Record Keeping and Communication:
- Details about record keeping requirements: Outline what records must be maintained and how they will be accessed by members.
- Guidelines for how company-related decisions will be documented or communicated: Decide on the process for communicating key decisions, whether through official minutes, emails, or other means.
Company Information and Dissolution:
- Description of the business’s purpose and activities: While Oklahoma doesn’t require a highly specific business purpose, having one aids in clarity.
- Identification of the registered agent and office: An Oklahoma LLC needs a registered agent within the state to receive official communications.
- Procedures for dissolving the LLC: Document the process for closure, ensuring alignment with Oklahoma’s dissolution requirements.
- Procedures for winding down or liquidating the company’s assets: Establish steps for settling the LLC’s debts and distributing any remaining assets to members.
How to Draft an Oklahoma Operating Agreement
You can find operating agreement templates online from services like ZenBusiness, which will ensure the standard legal language and allow you to fill in the blanks. You’ll probably be able to find free templates online as well, but it’s advisable not to use those as they may include errors.
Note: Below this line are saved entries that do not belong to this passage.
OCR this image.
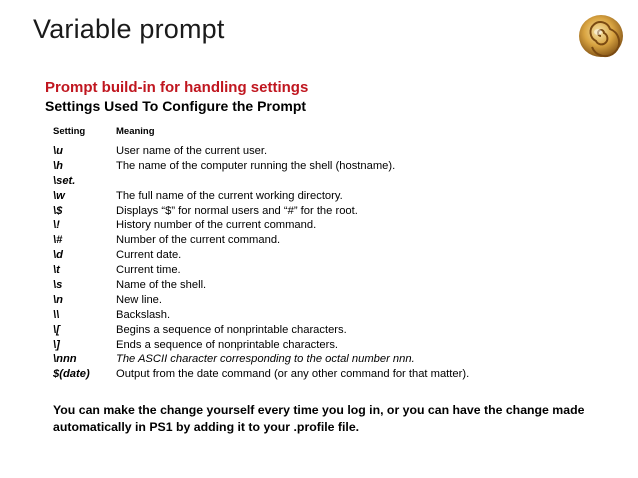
Variable prompt
Prompt build-in for handling settings
Settings Used To Configure the Prompt
Setting	Meaning
\u	User name of the current user.
\h	The name of the computer running the shell (hostname).
\set.
\w	The full name of the current working directory.
\$	Displays “$” for normal users and “#” for the root.
\!	History number of the current command.
\#	Number of the current command.
\d	Current date.
\t	Current time.
\s	Name of the shell.
\n	New line.
\\	Backslash.
\[	Begins a sequence of nonprintable characters.
\]	Ends a sequence of nonprintable characters.
\nnn	The ASCII character corresponding to the octal number nnn.
$(date) Output from the date command (or any other command for that matter).
You can make the change yourself every time you log in, or you can have the change made automatically in PS1 by adding it to your .profile file.
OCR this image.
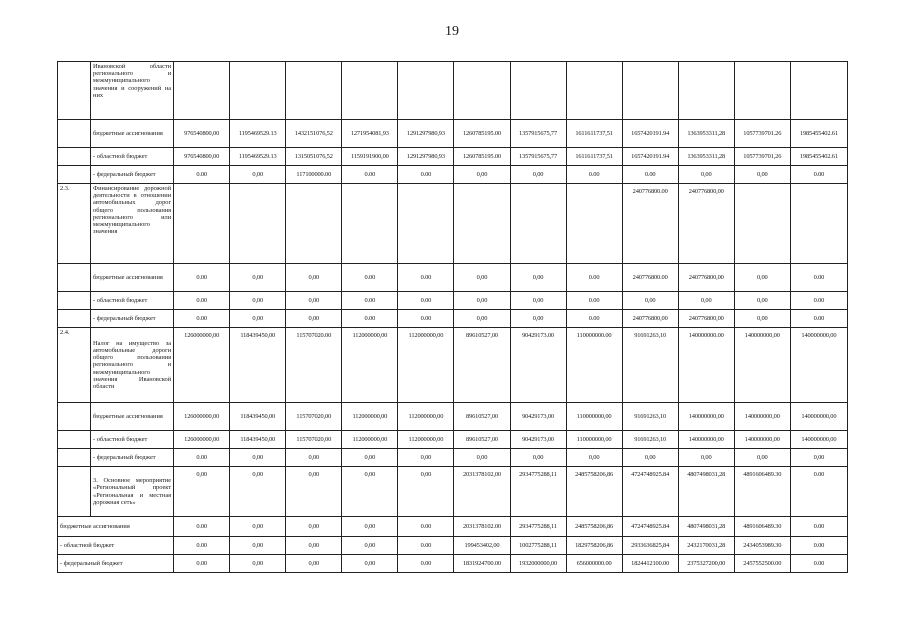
19
	Ивановской области регионального и межмуниципального значения и сооружений на них												
	бюджетные ассигнования	976540800,00	1195469529.13	1432151076,52	1271954081,93	1291297980,93	1260785195.00	1357915675,77	1611611737,51	1657420191.94	1363953311,28	1057739701.26	1985455402.61
	- областной бюджет	976540800,00	1195469529.13	1315051076,52	1159191900,00	1291297980,93	1260785195.00	1357915675,77	1611611737,51	1657420191.94	1363953311,28	1057739701,26	1985455402.61
	- федеральный бюджет	0.00	0,00	117100000.00	0.00	0.00	0,00	0,00	0.00	0.00	0,00	0,00	0.00
2.3.	Финансирование дорожной деятельности в отношении автомобильных дорог общего пользования регионального или межмуниципального значения									240776800.00	240776800,00		
	бюджетные ассигнования	0.00	0,00	0,00	0.00	0.00	0,00	0,00	0.00	240776800.00	240776800,00	0,00	0.00
	- областной бюджет	0.00	0,00	0,00	0.00	0.00	0,00	0,00	0.00	0,00	0,00	0,00	0.00
	- федеральный бюджет	0.00	0,00	0,00	0.00	0.00	0,00	0,00	0.00	240776800,00	240776800,00	0,00	0.00
2.4.	Налог на имущество за автомобильные дороги общего пользования регионального и межмуниципального значения Ивановской области	126000000,00	118439450,00	115707020.00	112000000,00	112000000,00	89610527,00	90429173.00	110000000.00	91691263,10	140000000.00	140000000,00	140000000,00
	бюджетные ассигнования	126000000,00	118439450,00	115707020,00	112000000,00	112000000,00	89610527,00	90429173,00	110000000,00	91691263,10	140000000,00	140000000,00	140000000,00
	- областной бюджет	126000000,00	118439450,00	115707020,00	112000000,00	112000000,00	89610527,00	90429173,00	110000000,00	91691263,10	140000000,00	140000000,00	140000000,00
	- федеральный бюджет	0.00	0,00	0,00	0,00	0,00	0,00	0,00	0,00	0,00	0,00	0,00	0,00
	3. Основное мероприятие «Региональный проект «Региональная и местная дорожная сеть»	0,00	0,00	0,00	0,00	0,00	2031378102,00	2934775288,11	2485758206,86	4724748925.84	4807498031,28	4891606489.30	0.00
бюджетные ассигнования		0.00	0,00	0,00	0,00	0.00	2031378102.00	2934775288,11	2485758206,86	4724748925.84	4807498031,28	4891606489.30	0.00
- областной бюджет		0.00	0,00	0,00	0,00	0.00	199453402,00	1002775288,11	1829758206,86	2933636825,84	2432170031,28	2434053989.30	0.00
- федеральный бюджет		0.00	0,00	0,00	0,00	0.00	1831924700.00	1932000000,00	656000000.00	1824412100.00	2375327200,00	2457552500.00	0.00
Consider having an attorney draw up your operating agreement if your business has multiple members. An attorney will ensure that all bases are covered, and all members rights are protected. They can also include language that is specific to Oklahoma laws.
This could cost anywhere from $500 to $2,500, but it could save you much more.
Articles of Organization vs. Operating Agreement
The operating agreement should not be confused with your LLC’s articles of organization. The articles of organization officially form your LLC with the state and include no information about member roles or financial interests.
Also, the articles of organization are filed with the state and part of the public record, while an operating agreement is kept in your LLC’s records and referred to as needed.
Keep Your Oklahoma Operating Agreement Up to Date
It’s a good idea to review your operating agreement periodically. Circumstances change, and the safest approach is to ensure your operating agreement is entirely up to date. Generally, your operating agreement will state that members have to vote to approve amendments to the operating agreement.
Don’t Skip the Operating Agreement
You’re not required to have an operating agreement in Oklahoma, but the wise entrepreneur would never do business without one. It’s a document that could be critical to the future of your business. You may think a dispute will never arise, but times and people change.
You don’t want to end up in a bitter court battle because you pushed off creating an operating agreement. It’s a document that will protect the rights and interests of your LLC members and ensure smooth, continued operations in the event of any unexpected hurdles or pitfalls.
Does an LLC operating agreement need to be notarized in Oklahoma?
No, operating agreements do not have to be notarized. They are not filed with the state, just kept in your records.
What happens if an Oklahoma LLC does not have an operating agreement?
Oklahoma default rules for LLCs will apply, but in cases of dispute, the law may be vague, and your members could end up in court.